ここに居るのはテルブとチヨと私とエリックのみ。
「エリック、あんたまさか」
「ふっ。ソフィアへの愛に比べればソフィアがそう言った時のために昼を抜くなんて簡単なのさ!」
よ、読まれてた!? 私とした事が!
じゃなくて。
「馬鹿じゃない!? 私がもし失敗してたりしたらどうするつもりだったのよ」
いつの間にか手を離してたエリックの方を振り返ると、エリックは仁王立ちで自慢げに
「忘れてた」
それは威張って言う事だろうか。
それとまあ絶妙なタイミングで鳴るエリックの腹。
そして家庭科室に静寂が満ちた。
それを切り裂くのはやっぱりこの国の宝の腹の音。
夕日が赤くエリックに照りつける。
ぐ〜、ぐ〜、ぐ〜。
静寂。 ぐ〜。 静寂。 ぐー。 静寂。
なにそれ。
笑いたくなった。
誰かこいつを止めて欲しい。
「・・・ほら」
エリックにクッキーを投げる。
「味の保証はしないから」
別に、本当は、やらないなんて思ってなかったし。
「有り難うソフィア!」
エリックはざっと一気にクッキーを口に入れてほおばり、
そのまま一瞬体の動きを止め、飲み込んだ。
そしてそのまま床に倒れ込んだ。



真っ白いベッドに横たわるからだ。
開く、青と茶の瞳。
「馬鹿!」
「ふぅえ?」
エリックは目を覚してぼけた声を上げた。
あれから保健室にエリックを運んで、袋に残った破片を食べて分かった。
あれは私の人生最大の失敗作。
倒れて当然。
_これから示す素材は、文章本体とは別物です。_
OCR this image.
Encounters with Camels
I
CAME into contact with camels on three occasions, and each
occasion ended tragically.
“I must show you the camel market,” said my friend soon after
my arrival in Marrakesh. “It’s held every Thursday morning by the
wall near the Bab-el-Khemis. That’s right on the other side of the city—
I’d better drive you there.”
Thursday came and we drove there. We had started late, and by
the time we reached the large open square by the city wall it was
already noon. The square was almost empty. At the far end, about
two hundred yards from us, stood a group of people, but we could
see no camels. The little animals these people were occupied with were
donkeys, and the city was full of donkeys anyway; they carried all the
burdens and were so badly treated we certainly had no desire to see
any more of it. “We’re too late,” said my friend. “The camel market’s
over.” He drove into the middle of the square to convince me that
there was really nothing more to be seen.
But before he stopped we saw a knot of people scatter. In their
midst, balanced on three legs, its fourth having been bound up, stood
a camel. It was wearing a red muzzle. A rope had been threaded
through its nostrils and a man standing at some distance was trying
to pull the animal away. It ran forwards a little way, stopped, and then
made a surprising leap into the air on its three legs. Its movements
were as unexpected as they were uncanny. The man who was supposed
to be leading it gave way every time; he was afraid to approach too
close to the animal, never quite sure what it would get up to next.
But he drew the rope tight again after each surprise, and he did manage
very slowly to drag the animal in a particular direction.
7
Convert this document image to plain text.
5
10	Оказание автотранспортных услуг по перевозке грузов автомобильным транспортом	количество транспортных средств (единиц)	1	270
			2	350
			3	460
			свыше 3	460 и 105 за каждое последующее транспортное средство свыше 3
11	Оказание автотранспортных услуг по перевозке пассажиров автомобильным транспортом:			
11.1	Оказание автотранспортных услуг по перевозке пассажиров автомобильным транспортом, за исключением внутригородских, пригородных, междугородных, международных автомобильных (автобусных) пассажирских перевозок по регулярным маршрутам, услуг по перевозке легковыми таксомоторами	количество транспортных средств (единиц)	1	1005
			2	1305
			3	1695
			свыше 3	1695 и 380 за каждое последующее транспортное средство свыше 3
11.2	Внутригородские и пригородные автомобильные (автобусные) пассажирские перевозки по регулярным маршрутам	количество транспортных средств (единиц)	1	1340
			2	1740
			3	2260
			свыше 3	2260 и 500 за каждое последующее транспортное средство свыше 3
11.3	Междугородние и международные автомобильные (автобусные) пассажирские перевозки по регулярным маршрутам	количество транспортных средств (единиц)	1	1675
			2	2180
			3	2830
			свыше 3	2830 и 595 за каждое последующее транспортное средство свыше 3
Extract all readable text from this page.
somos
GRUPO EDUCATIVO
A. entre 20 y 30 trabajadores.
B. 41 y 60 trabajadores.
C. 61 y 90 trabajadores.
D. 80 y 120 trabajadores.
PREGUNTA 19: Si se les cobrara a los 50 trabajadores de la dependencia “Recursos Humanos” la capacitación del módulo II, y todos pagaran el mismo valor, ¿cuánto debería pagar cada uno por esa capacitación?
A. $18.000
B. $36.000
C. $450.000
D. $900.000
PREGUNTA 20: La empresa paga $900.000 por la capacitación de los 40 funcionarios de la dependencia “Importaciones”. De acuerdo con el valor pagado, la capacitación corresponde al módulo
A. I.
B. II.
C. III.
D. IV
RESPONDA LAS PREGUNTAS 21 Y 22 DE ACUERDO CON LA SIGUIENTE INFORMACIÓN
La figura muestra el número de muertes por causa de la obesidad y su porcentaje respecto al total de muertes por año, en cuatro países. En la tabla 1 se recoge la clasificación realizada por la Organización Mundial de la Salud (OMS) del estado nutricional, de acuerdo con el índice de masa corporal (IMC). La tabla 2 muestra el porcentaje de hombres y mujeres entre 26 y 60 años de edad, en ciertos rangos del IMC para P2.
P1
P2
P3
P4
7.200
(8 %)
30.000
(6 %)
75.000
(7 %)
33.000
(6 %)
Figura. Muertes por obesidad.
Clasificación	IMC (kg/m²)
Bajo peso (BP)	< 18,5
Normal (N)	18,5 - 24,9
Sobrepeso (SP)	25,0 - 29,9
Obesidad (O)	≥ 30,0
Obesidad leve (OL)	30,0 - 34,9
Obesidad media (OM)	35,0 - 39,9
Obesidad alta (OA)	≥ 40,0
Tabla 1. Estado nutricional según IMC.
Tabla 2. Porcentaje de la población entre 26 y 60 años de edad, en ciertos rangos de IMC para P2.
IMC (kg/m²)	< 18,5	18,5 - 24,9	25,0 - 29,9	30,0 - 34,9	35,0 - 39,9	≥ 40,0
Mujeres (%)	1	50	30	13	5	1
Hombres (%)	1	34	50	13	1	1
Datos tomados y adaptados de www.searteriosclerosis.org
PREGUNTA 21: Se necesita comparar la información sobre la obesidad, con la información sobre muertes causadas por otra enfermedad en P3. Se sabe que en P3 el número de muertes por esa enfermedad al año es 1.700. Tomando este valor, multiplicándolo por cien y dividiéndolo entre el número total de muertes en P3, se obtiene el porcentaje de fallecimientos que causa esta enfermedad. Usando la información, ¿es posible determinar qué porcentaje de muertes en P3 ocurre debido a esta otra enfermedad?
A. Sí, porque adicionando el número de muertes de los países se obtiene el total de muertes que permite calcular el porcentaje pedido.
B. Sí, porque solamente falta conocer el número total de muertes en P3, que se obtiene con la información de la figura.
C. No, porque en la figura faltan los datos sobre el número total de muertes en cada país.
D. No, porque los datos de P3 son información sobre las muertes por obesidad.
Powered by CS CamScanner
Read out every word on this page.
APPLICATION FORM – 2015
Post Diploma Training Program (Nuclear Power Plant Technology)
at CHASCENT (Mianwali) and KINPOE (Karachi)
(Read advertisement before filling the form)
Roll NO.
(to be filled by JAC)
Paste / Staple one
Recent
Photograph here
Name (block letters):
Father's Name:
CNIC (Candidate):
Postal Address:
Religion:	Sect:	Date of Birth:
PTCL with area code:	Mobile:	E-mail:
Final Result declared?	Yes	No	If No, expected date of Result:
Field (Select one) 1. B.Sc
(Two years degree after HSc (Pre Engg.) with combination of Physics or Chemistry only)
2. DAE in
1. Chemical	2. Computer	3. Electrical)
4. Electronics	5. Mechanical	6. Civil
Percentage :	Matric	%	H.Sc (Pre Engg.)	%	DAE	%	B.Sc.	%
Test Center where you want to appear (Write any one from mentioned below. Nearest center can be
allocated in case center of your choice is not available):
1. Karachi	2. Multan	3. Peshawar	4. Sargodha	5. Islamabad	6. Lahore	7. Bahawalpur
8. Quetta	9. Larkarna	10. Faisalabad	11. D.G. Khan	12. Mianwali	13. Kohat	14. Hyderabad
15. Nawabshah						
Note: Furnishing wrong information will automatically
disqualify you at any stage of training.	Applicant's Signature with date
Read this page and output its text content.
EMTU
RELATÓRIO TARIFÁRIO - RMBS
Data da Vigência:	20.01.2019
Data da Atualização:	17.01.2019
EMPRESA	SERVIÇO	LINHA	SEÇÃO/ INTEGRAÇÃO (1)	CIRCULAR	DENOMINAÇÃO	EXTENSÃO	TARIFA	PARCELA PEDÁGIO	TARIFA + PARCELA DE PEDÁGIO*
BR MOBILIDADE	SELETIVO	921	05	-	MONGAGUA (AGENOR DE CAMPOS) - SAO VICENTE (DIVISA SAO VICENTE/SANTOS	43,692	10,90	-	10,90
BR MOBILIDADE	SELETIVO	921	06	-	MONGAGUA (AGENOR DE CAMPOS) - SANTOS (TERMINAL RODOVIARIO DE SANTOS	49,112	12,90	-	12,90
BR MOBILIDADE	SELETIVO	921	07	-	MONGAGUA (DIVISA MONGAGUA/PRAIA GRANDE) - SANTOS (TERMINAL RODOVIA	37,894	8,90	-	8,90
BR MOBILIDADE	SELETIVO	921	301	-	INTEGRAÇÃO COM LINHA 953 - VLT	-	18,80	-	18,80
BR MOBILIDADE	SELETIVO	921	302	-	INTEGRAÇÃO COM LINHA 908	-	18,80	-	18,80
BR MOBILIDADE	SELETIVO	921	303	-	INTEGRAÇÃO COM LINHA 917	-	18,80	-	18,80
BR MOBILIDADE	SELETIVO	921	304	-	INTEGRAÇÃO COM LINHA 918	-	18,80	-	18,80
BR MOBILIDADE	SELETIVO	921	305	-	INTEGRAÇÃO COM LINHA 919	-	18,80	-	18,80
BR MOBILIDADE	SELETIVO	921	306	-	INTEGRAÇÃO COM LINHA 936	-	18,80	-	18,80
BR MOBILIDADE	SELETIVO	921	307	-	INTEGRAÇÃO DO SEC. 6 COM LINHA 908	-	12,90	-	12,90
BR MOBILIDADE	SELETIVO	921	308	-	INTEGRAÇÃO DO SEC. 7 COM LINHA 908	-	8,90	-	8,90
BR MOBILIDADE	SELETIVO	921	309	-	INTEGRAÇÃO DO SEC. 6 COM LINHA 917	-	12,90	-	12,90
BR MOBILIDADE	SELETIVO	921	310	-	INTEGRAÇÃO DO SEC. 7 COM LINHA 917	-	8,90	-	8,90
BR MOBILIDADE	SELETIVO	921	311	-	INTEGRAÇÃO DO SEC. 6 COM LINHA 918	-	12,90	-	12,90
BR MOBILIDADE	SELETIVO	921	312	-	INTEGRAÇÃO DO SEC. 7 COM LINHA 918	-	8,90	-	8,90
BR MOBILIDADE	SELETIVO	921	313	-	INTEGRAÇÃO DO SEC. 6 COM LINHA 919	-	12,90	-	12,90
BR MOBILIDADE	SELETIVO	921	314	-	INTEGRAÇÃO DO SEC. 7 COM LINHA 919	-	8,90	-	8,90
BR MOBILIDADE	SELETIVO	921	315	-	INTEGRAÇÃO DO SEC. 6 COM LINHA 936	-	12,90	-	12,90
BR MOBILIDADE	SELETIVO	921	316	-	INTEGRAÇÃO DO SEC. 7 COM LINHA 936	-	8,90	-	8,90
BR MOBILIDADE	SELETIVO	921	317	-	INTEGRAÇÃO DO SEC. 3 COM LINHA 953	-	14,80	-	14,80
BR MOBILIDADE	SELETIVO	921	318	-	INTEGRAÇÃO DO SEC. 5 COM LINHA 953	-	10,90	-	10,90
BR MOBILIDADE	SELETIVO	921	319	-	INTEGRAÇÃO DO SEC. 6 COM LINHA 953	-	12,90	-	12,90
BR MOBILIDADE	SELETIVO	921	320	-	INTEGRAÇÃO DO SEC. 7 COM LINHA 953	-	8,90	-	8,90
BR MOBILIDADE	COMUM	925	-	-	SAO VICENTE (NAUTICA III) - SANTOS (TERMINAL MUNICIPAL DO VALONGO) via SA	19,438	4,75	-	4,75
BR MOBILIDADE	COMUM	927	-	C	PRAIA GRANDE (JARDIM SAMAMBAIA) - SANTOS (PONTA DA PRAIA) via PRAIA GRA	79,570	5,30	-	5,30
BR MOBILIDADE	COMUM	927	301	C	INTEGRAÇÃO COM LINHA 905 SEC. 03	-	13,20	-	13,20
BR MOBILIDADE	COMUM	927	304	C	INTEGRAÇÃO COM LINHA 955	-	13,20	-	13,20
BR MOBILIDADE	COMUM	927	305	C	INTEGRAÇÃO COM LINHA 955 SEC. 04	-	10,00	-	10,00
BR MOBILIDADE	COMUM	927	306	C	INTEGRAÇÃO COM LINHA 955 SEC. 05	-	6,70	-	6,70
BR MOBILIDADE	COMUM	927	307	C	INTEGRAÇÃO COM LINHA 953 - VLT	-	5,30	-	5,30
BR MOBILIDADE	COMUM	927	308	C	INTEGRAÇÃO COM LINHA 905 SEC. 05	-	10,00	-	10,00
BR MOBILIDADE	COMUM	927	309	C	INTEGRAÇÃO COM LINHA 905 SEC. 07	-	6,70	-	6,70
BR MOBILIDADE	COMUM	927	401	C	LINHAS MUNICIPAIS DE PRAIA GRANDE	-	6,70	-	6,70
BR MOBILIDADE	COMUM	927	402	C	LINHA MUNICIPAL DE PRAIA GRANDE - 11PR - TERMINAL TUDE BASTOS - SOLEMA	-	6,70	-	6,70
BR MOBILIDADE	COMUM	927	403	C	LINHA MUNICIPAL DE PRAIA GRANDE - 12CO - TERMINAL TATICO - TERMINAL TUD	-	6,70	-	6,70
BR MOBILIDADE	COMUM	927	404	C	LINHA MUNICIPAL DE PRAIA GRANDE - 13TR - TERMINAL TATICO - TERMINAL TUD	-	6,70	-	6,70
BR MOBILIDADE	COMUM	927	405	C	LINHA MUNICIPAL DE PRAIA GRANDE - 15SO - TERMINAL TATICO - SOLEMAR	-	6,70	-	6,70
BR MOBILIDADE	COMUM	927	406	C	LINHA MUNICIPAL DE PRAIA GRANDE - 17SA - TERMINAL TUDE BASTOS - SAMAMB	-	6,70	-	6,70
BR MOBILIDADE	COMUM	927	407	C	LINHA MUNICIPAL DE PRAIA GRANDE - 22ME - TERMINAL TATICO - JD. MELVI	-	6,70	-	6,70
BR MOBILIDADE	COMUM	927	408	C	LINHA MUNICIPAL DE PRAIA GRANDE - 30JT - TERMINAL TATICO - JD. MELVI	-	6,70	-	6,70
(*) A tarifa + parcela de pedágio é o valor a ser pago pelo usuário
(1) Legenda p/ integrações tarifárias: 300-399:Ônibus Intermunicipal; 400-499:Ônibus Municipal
毒に近い。っていうかほぼ毒。
「あんたねえ、吐くとかしなさいよ!」
「だって、ソフィアが初めて作ったクッキーじゃない」
にっこりとエリックは笑う。
綺麗な顔で、本当に嬉しそうに。
その手で私の頭をなでながら。
なにそれ。
そんなので食べたわけ? アレを。
本当は、あげるつもりだった。
味見を忘れたのにも気付かずに。
抱きついてくるエリックと話をして、あげて、喜んでくれるだろうかと。
他に誰にも、思いつかなかった。
全てを見透かすような瞳で見つめるエリック。
「・・・ごめんね」
「うん? いいよ。ねえソフィア、惚れ直した?」
「馬鹿」
私はエリックに背を向けると、誰にも聞こえないようにいう。
「ちょっとだけ」
心臓が脈打つのが聞こえる。
どこか、くすぐったい気持ち。
こんな感じになるのは、
どうやらまた、エリックが初めて。